I’m not broken, just bent, as the song says…the straight side of me wants to be square and plumb though too. I try to look at every situation I get myself into, or find myself in, as a tool for learning. I try to view all my “regrets” as a lesson. I try to say what I want to say and write what I want to write and not have any hidden meanings. I try to express myself honestly and clearly, always. I have learned too many times that once words are spoken, they can’t be taken back.
My parents have been gloriously in love for all my life. They are what many would say is a “perfect match.” I can count on one hand the number of times in my childhood they had ‘fights.’ I asked my Mom once, when I was a heartsick teenager why they got along so well, why did he love her so much…she told me that early in their marriage, because she did not know any better and was young and did not have much of a guide for married life, she would deliberately pick fights, or say things with the purpose of getting a rise out of my Dad, only to learn later that it was silly and immature, that a real love, a real relationship, has no games…no fight picking, it has only respect and love and friendship at its core…my Dad never took the bait…he would let her have her 20-something freak out and then get on with the business of being a happy loving couple…I know then, from watching them be in love all these years, that when I deliberately say things, or do things, or write things, to this man I say “I love you” to, that have no purpose whatsoever, other than to “pick” a fight, I’m just being a silly stupid girl, and not a strong confident woman. I had good guides for being in a relationship, my parents. I know better. I wannabe be better at being part of a couple.

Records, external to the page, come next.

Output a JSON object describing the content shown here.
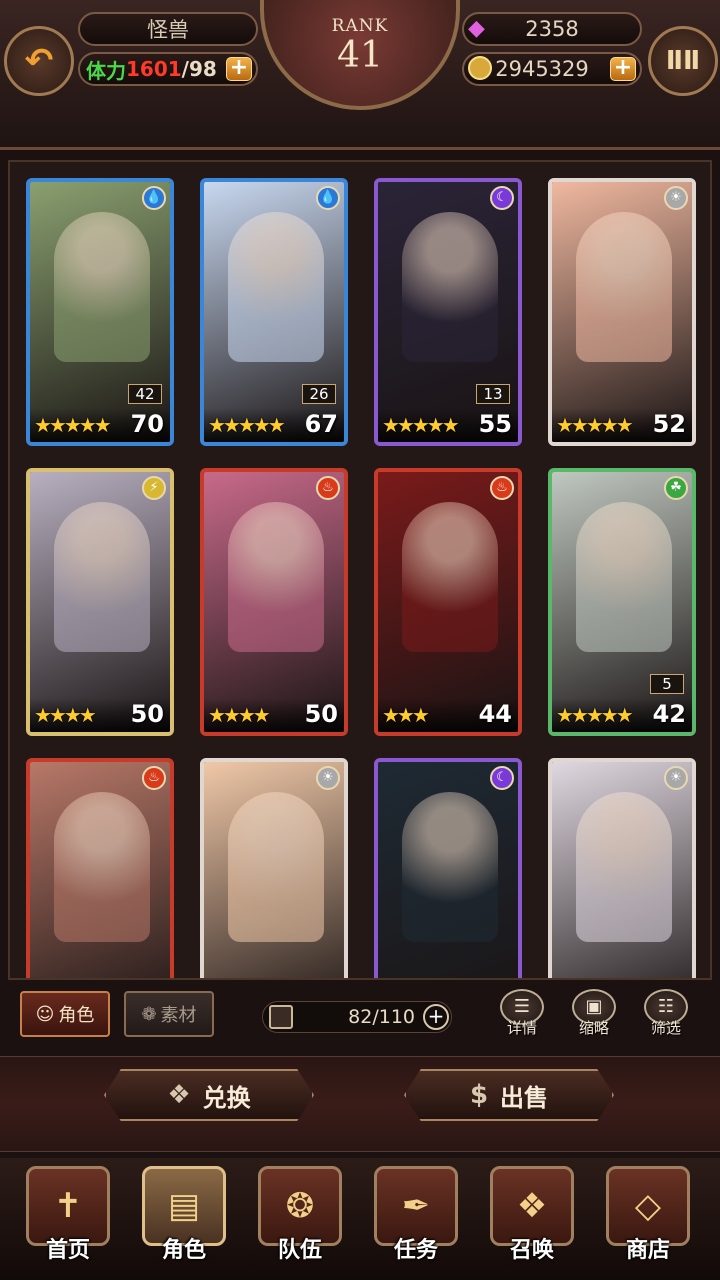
{
  "header": {
    "player_name": "怪兽",
    "stamina_label": "体力",
    "stamina_current": "1601",
    "stamina_max": "/98",
    "plus": "+",
    "gems": "2358",
    "gold": "2945329",
    "rank_label": "RANK",
    "rank_value": "41",
    "back_icon": "back-arrow-icon",
    "menu_icon": "temple-icon"
  },
  "cards": [
    {
      "stars": "★★★★★",
      "level": "70",
      "count": "42",
      "element": "water",
      "elem_color": "#2a78d8",
      "frame": "#3a86d8",
      "bg": "#8aa070"
    },
    {
      "stars": "★★★★★",
      "level": "67",
      "count": "26",
      "element": "water",
      "elem_color": "#2a78d8",
      "frame": "#3a86d8",
      "bg": "#c8d8f0"
    },
    {
      "stars": "★★★★★",
      "level": "55",
      "count": "13",
      "element": "dark",
      "elem_color": "#7a3ad8",
      "frame": "#8a58d0",
      "bg": "#2a2438"
    },
    {
      "stars": "★★★★★",
      "level": "52",
      "count": "",
      "element": "light",
      "elem_color": "#a8a8a8",
      "frame": "#e0d8d0",
      "bg": "#f0b8a0"
    },
    {
      "stars": "★★★★",
      "level": "50",
      "count": "",
      "element": "thunder",
      "elem_color": "#d8b830",
      "frame": "#d8c070",
      "bg": "#b8b0c0"
    },
    {
      "stars": "★★★★",
      "level": "50",
      "count": "",
      "element": "fire",
      "elem_color": "#d83a1a",
      "frame": "#c83a2a",
      "bg": "#c86a8a"
    },
    {
      "stars": "★★★",
      "level": "44",
      "count": "",
      "element": "fire",
      "elem_color": "#d83a1a",
      "frame": "#c83a2a",
      "bg": "#7a1a1a"
    },
    {
      "stars": "★★★★★",
      "level": "42",
      "count": "5",
      "element": "wind",
      "elem_color": "#3aa840",
      "frame": "#5ab86a",
      "bg": "#c0c8c0"
    },
    {
      "stars": "",
      "level": "",
      "count": "",
      "element": "fire",
      "elem_color": "#d83a1a",
      "frame": "#c83a2a",
      "bg": "#b87868"
    },
    {
      "stars": "",
      "level": "",
      "count": "",
      "element": "light",
      "elem_color": "#a8a8a8",
      "frame": "#e0d8d0",
      "bg": "#f0c8a8"
    },
    {
      "stars": "",
      "level": "",
      "count": "",
      "element": "dark",
      "elem_color": "#7a3ad8",
      "frame": "#8a58d0",
      "bg": "#1e2a34"
    },
    {
      "stars": "",
      "level": "",
      "count": "",
      "element": "light",
      "elem_color": "#a8a8a8",
      "frame": "#e0d8d0",
      "bg": "#e0d8e0"
    }
  ],
  "toolbar": {
    "tab_role": "角色",
    "tab_material": "素材",
    "capacity": "82/110",
    "capacity_plus": "+",
    "details": "详情",
    "thumbnail": "缩略",
    "filter": "筛选"
  },
  "actions": {
    "exchange": "兑换",
    "sell": "出售"
  },
  "nav": {
    "home": "首页",
    "role": "角色",
    "team": "队伍",
    "quest": "任务",
    "summon": "召唤",
    "shop": "商店"
  }
}
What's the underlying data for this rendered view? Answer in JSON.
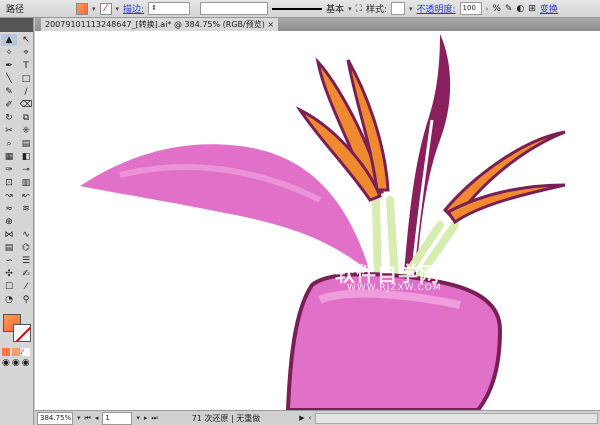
{
  "control_bar": {
    "label": "路径",
    "stroke_label": "描边:",
    "style_label": "样式:",
    "stroke_profile": "基本",
    "opacity_label": "不透明度:",
    "opacity_value": "100",
    "opacity_unit": "%",
    "transform_link": "变换",
    "fill_color": "#ff7a40"
  },
  "document": {
    "tab_title": "20079101113248647_[转换].ai* @ 384.75% (RGB/预览)",
    "close": "×"
  },
  "status_bar": {
    "zoom": "384.75%",
    "page": "1",
    "message": "71 次还原 | 无重做"
  },
  "watermark": {
    "title": "软件自学网",
    "url": "WWW.RJZXW.COM"
  },
  "tools": [
    "▲",
    "↖",
    "✧",
    "⌖",
    "✒",
    "T",
    "╲",
    "□",
    "✎",
    "∕",
    "✐",
    "⌫",
    "↻",
    "⧉",
    "✂",
    "⁜",
    "⌕",
    "▤",
    "▦",
    "◧",
    "✑",
    "⊸",
    "⊡",
    "▥",
    "↝",
    "↜",
    "≈",
    "≋",
    "⊕",
    "",
    "⋈",
    "∿",
    "▤",
    "⌬",
    "∽",
    "☰",
    "✣",
    "✍",
    "☐",
    "⁄",
    "◔",
    "⚲"
  ]
}
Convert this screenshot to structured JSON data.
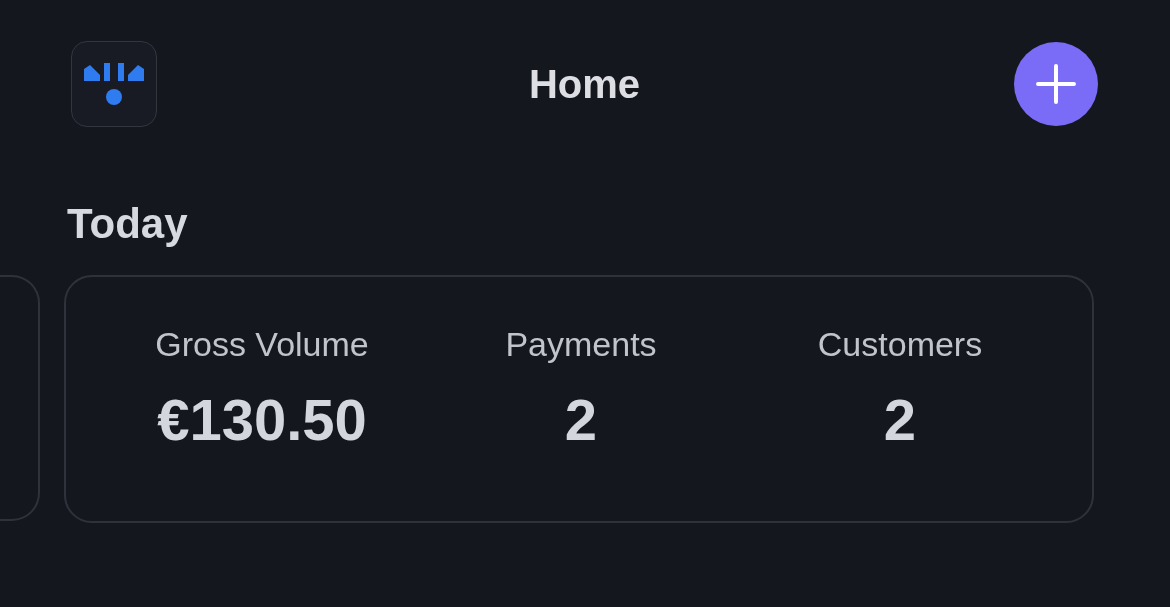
{
  "header": {
    "title": "Home"
  },
  "section": {
    "title": "Today"
  },
  "stats": [
    {
      "label": "Gross Volume",
      "value": "€130.50"
    },
    {
      "label": "Payments",
      "value": "2"
    },
    {
      "label": "Customers",
      "value": "2"
    }
  ]
}
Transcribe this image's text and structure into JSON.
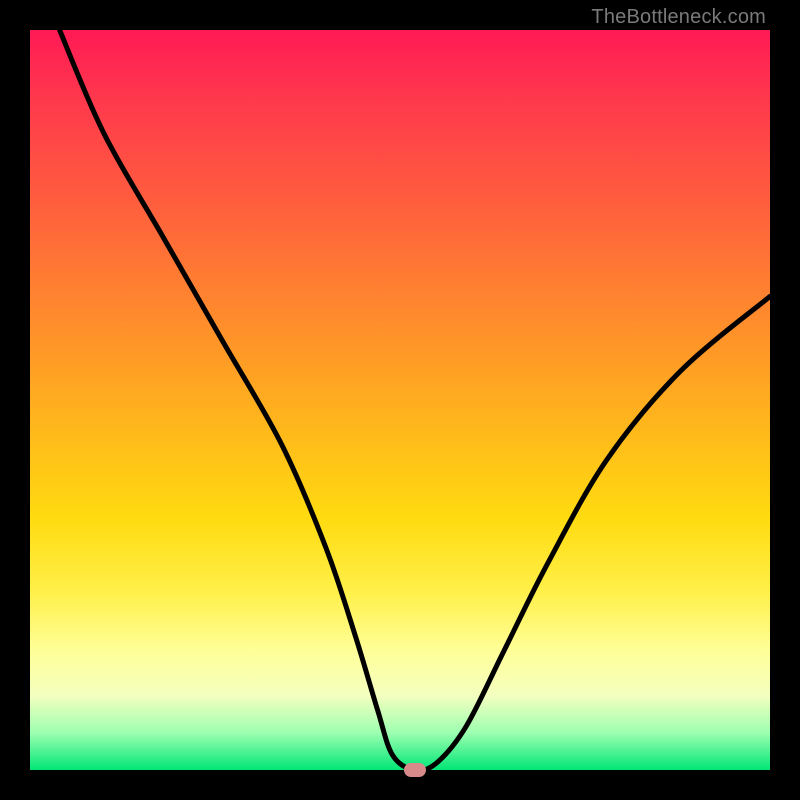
{
  "watermark": "TheBottleneck.com",
  "chart_data": {
    "type": "line",
    "title": "",
    "xlabel": "",
    "ylabel": "",
    "xlim": [
      0,
      100
    ],
    "ylim": [
      0,
      100
    ],
    "background_gradient": {
      "top_color": "#ff1a55",
      "mid_color": "#ffdb10",
      "bottom_color": "#00e676",
      "note": "vertical gradient red→orange→yellow→green representing bottleneck severity"
    },
    "marker": {
      "x": 52,
      "y": 0,
      "color": "#d88a8a"
    },
    "series": [
      {
        "name": "bottleneck-curve",
        "x": [
          4,
          10,
          18,
          26,
          34,
          40,
          44,
          47,
          49,
          52,
          55,
          59,
          64,
          70,
          78,
          88,
          100
        ],
        "y": [
          100,
          86,
          72,
          58,
          44,
          30,
          18,
          8,
          2,
          0,
          1,
          6,
          16,
          28,
          42,
          54,
          64
        ]
      }
    ]
  }
}
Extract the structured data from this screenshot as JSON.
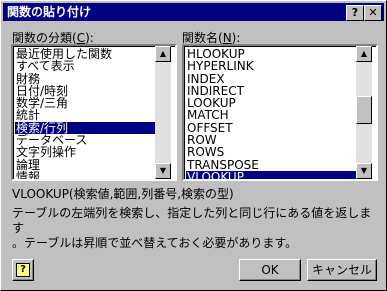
{
  "window": {
    "title": "関数の貼り付け",
    "help_btn": "?",
    "close_btn": "✕"
  },
  "category": {
    "label_prefix": "関数の分類(",
    "label_key": "C",
    "label_suffix": "):",
    "items": [
      "最近使用した関数",
      "すべて表示",
      "財務",
      "日付/時刻",
      "数学/三角",
      "統計",
      "検索/行列",
      "データベース",
      "文字列操作",
      "論理",
      "情報"
    ],
    "selected": "検索/行列"
  },
  "functions": {
    "label_prefix": "関数名(",
    "label_key": "N",
    "label_suffix": "):",
    "items": [
      "HLOOKUP",
      "HYPERLINK",
      "INDEX",
      "INDIRECT",
      "LOOKUP",
      "MATCH",
      "OFFSET",
      "ROW",
      "ROWS",
      "TRANSPOSE",
      "VLOOKUP"
    ],
    "selected": "VLOOKUP"
  },
  "syntax": "VLOOKUP(検索値,範囲,列番号,検索の型)",
  "description_line1": "テーブルの左端列を検索し、指定した列と同じ行にある値を返します",
  "description_line2": "。テーブルは昇順で並べ替えておく必要があります。",
  "buttons": {
    "ok": "OK",
    "cancel": "キャンセル",
    "help_icon": "?"
  }
}
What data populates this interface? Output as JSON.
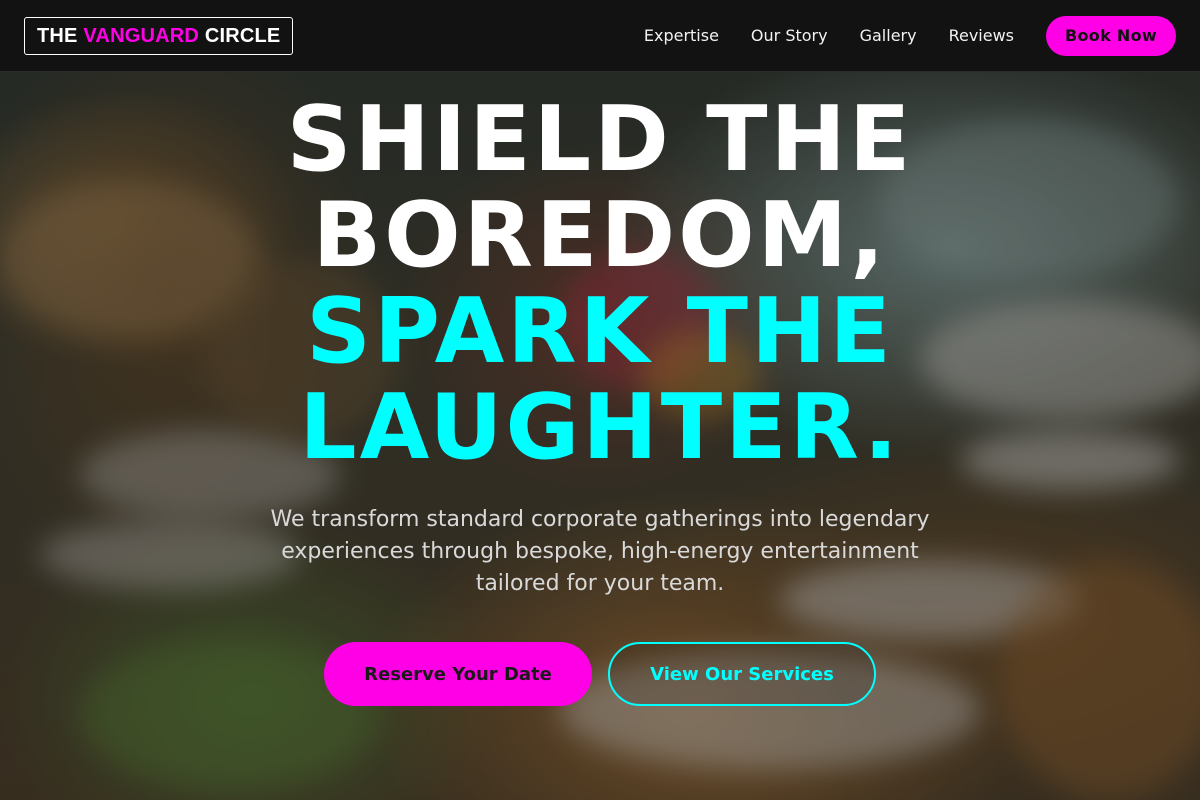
{
  "brand": {
    "part1": "THE",
    "part2": "VANGUARD",
    "part3": "CIRCLE"
  },
  "nav": {
    "items": [
      {
        "label": "Expertise"
      },
      {
        "label": "Our Story"
      },
      {
        "label": "Gallery"
      },
      {
        "label": "Reviews"
      }
    ],
    "cta_label": "Book Now"
  },
  "hero": {
    "headline_line1": "SHIELD THE",
    "headline_line2": "BOREDOM,",
    "headline_line3": "SPARK THE",
    "headline_line4": "LAUGHTER.",
    "subtitle": "We transform standard corporate gatherings into legendary experiences through bespoke, high-energy entertainment tailored for your team.",
    "primary_cta": "Reserve Your Date",
    "secondary_cta": "View Our Services",
    "background_image": "blurred banquet table with glassware and flowers"
  },
  "colors": {
    "accent_magenta": "#ff00e6",
    "accent_cyan": "#00ffff",
    "header_bg": "#121212"
  }
}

I wannabe laughter for somebody’s tears. I wannabe comfort for somebody’s troubles. I wannabe the one to make somebody’s world brighter. I wannabe content with what I have. I wannabe hopeful for the future but I wannabe satisfied with what is here and now. I wanna be grateful with all that is, not angry over the few things that aren’t. I wannabe missed when I am gone. I wannabe joyfully anticipated, not solemnly dreaded. I wannabe thought extraordinary not dismissed as mediocre or like all the others. I wannabe a good friend and I wannabe a better partner. I wannabe a rose in somebody’s garden of thorns. I wannabe more confident and less insecure. I wannabe a rainbow to somebody’s cloudy day. I wannabe thankful that we exist, together, right now, and it is enough. I wannabe better at being.